Laura couldn’t stand it one moment longer. Everyone had their twenty dollar t-shirts and the mood was high. Already their adventure was being shared with other guests, in the past tense.
She headed out through the same “Employee’s Door” she’d used to avoid Grayson Clyde Masterson, their calls to come join them still ringing in her ears. This time, once she was out the back door, she didn’t circle around to the parking lot to make good her escape.
Without thinking about it, she started out striding up the meadow behind the Lodge, past where the helicopter had dropped them. She was at a fast trot by they time she passed the base of the Magic Mile lift that could whisk her up to the ice and snow which still covered the upper slopes deeply. After five hundred feet of elevation gain at a run, she picked up the PCT.
When her feet hit the trail, she was moving flat out. It was a roughshod run in her riding boots, but she covered the ground fast.
In just two miles she came up behind the line of smokies and slowed her pace. Her trail group had been so close to making it back before they were cut off.
What had been a smoke-clogged canyon thirty minutes earlier, was now a towering cloud reaching far past the mountain’s peak. The wind currents that whipped the peak year round were ripping the top off the smoke plume and dragging it over the peak. It was hard to tell if the glacier was blackened by the shadow of the looming cloud or if a coating of ash now covered the usually blinding white snow.
The trail itself led through the smokies’ position and into a wall of tangled smoke and flame, both so thick it was impossible to discern one from the other in the swirling mass.
From here, it looked like the smokies were standing right up against the flame. But as she drew closer, she could see that the distances were deceptive and a roll of the landscape made the flames appear closer than they actually were.
Still, her feet stumbled to a halt well back of the smokie’s line. Smoke loomed above her. That wasn’t surprising except in its massive thickness. But she also saw black clouds billowing overhead when she looked up. Way up. It towered dozens of stories above them, and Johnny’s crew was moving along at the same relaxed pace they’d used while cleaning up her trees. Not relaxed, sustainable for hour after hour.

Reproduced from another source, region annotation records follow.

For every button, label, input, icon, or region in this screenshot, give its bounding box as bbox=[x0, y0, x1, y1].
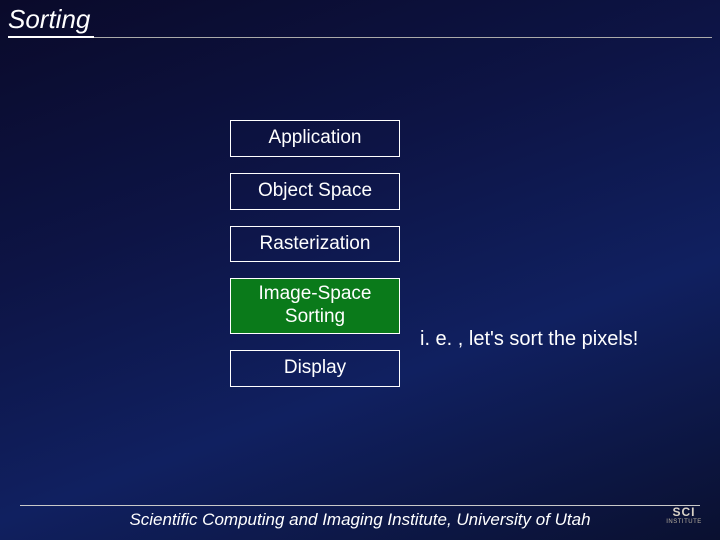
sci-logo: SCI INSTITUTE bbox=[662, 500, 706, 530]
page-title: Sorting bbox=[8, 4, 94, 38]
stage-application: Application bbox=[230, 120, 400, 157]
title-underline bbox=[8, 37, 712, 38]
footer-attribution: Scientific Computing and Imaging Institu… bbox=[0, 510, 720, 530]
stage-image-space-sorting: Image-Space Sorting bbox=[230, 278, 400, 334]
annotation-text: i. e. , let's sort the pixels! bbox=[420, 328, 638, 351]
footer-divider bbox=[20, 505, 700, 506]
stage-rasterization: Rasterization bbox=[230, 226, 400, 263]
logo-line1: SCI bbox=[672, 506, 695, 518]
footer: Scientific Computing and Imaging Institu… bbox=[0, 505, 720, 530]
pipeline-stack: Application Object Space Rasterization I… bbox=[230, 120, 400, 387]
stage-object-space: Object Space bbox=[230, 173, 400, 210]
stage-display: Display bbox=[230, 350, 400, 387]
logo-line2: INSTITUTE bbox=[666, 519, 702, 525]
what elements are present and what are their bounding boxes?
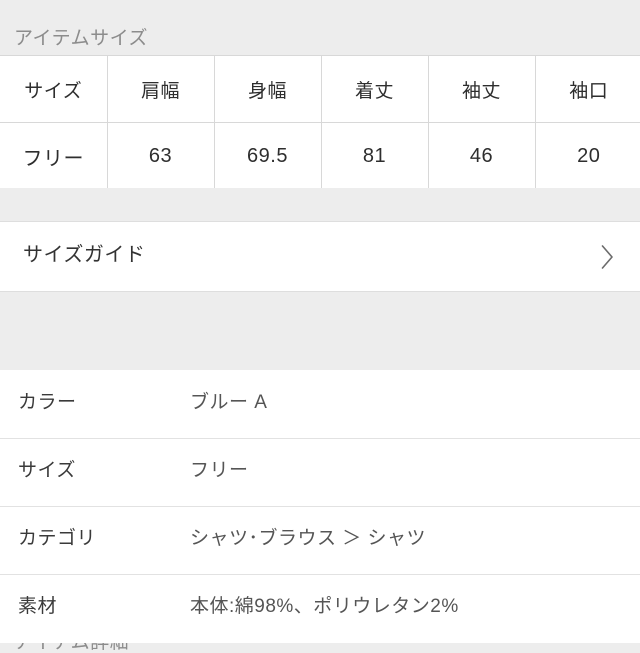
detail-value-size: フリー	[190, 460, 249, 481]
detail-value-category: シャツ･ブラウス ＞ シャツ	[190, 528, 427, 549]
table-cell: 20	[535, 122, 640, 188]
item-size-section-title: アイテムサイズ	[14, 28, 149, 49]
table-header-cell: 肩幅	[107, 56, 215, 123]
detail-label-color: カラー	[18, 392, 77, 413]
table-cell: 46	[428, 122, 536, 188]
item-size-section-header: アイテムサイズ	[0, 0, 640, 55]
list-item: カラー ブルー A	[0, 371, 640, 439]
table-header-cell: 身幅	[214, 56, 322, 123]
list-item: 素材 本体:綿98%、ポリウレタン2%	[0, 575, 640, 643]
detail-label-size: サイズ	[18, 460, 76, 481]
size-guide-row[interactable]: サイズガイド	[0, 221, 640, 292]
detail-value-color: ブルー A	[190, 392, 268, 413]
detail-value-material: 本体:綿98%、ポリウレタン2%	[190, 596, 459, 617]
chevron-right-icon	[600, 243, 616, 271]
table-header-cell: サイズ	[0, 56, 108, 123]
table-header-cell: 袖口	[535, 56, 640, 123]
item-detail-list: カラー ブルー A サイズ フリー カテゴリ シャツ･ブラウス ＞ シャツ 素材…	[0, 370, 640, 643]
table-cell: フリー	[0, 122, 108, 188]
table-header-cell: 袖丈	[428, 56, 536, 123]
table-cell: 81	[321, 122, 429, 188]
item-size-table: サイズ 肩幅 身幅 着丈 袖丈 袖口 フリー 63 69.5 81 46 20	[0, 56, 640, 188]
list-item: サイズ フリー	[0, 439, 640, 507]
detail-label-category: カテゴリ	[18, 528, 97, 549]
table-header-row: サイズ 肩幅 身幅 着丈 袖丈 袖口	[0, 56, 640, 123]
item-size-table-container: サイズ 肩幅 身幅 着丈 袖丈 袖口 フリー 63 69.5 81 46 20	[0, 55, 640, 188]
list-item: カテゴリ シャツ･ブラウス ＞ シャツ	[0, 507, 640, 575]
item-detail-section-header: アイテム詳細	[0, 292, 640, 652]
table-cell: 69.5	[214, 122, 322, 188]
size-guide-label: サイズガイド	[23, 244, 146, 266]
product-detail-page: アイテムサイズ サイズ 肩幅 身幅 着丈 袖丈 袖口 フリー 63 69.5 8…	[0, 0, 640, 652]
table-header-cell: 着丈	[321, 56, 429, 123]
table-cell: 63	[107, 122, 215, 188]
table-row: フリー 63 69.5 81 46 20	[0, 122, 640, 188]
detail-label-material: 素材	[18, 596, 58, 617]
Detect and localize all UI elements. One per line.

It was an impossible world, but they worked in it. One of them spotted her and left the line to come over and talk to her.
“Hi Laura.” It was Krista, the powerful Nordic woman. “You weren’t planning on coming any closer, were you?” She pulled out a water bottle and offered it to Laura first before taking a drink herself.
“Nearer the flame?” she shook her head. “No. Not even another step.”
“Good. Makes you a smart woman. It’s going pretty well so far.”
Laura looked at the conflagration before her. “This is well?”
“So far. Still a little early to tell. But I think we’ll be able to hold this side of the fire. Ox and Chas have already had to retreat twice. The northwest side is quite ugly at the moment for such a little fire. Glad you called it in as early as you did.”
Laura didn’t feel so bad any more about flying out of the fire zone. If this wasn’t ugly, she couldn’t imagine something like the Tillamook Burn that Johnny had fought before they met.
“Are they…?” She couldn’t form the question.
“Out? No. Not yet.”
Laura sagged. She’d actually been trying to ask if she’d killed them. Not yet was the answer there as well.
“But stay right here. You’ll see some serious s**t here real soon.” Krista, apparently done with her break, stuffed away her water bottle and picked up the axe she’d rested on the ground while they talked. “Of course if it doesn’t work, they’ll be going into the shelters, and that would be very bad.”
The shelters. Small foil tents that firefighters hid beneath if they were caught in the middle of an inescapable fire. That was a tool of absolute last resort. This had been her doing. She’d put their lives at risk by insisting he save her horses. No. Johnny wouldn’t take risks unnecessarily. Krista was being pessimistic, or maybe preparing her in case things went badly.
“But we think we’ve got it,” Krista reassured her. “The ICA approved Akbar’s plan.”
Johnny had a plan. His plans were always good, weren’t they? She wavered on the edge of being sick as the world spun. Please let his plan work. Let him come back to her and not hate her for what she’d done to him.
“Arson is such a bitch.” Krista headed away.
It took Laura a moment to process that and she had to sprint up to Krista. Laura grabbed her arm and spun her back before she reached her crew. “Arson?”
Krista nodded, “Fire Marshall still needs to investigate, but after a while you know it when you see it. Somebody wanted to burn up this canyon for some reason. Gotta go.”
For the life of her, Laura couldn’t imagine why someone would do that.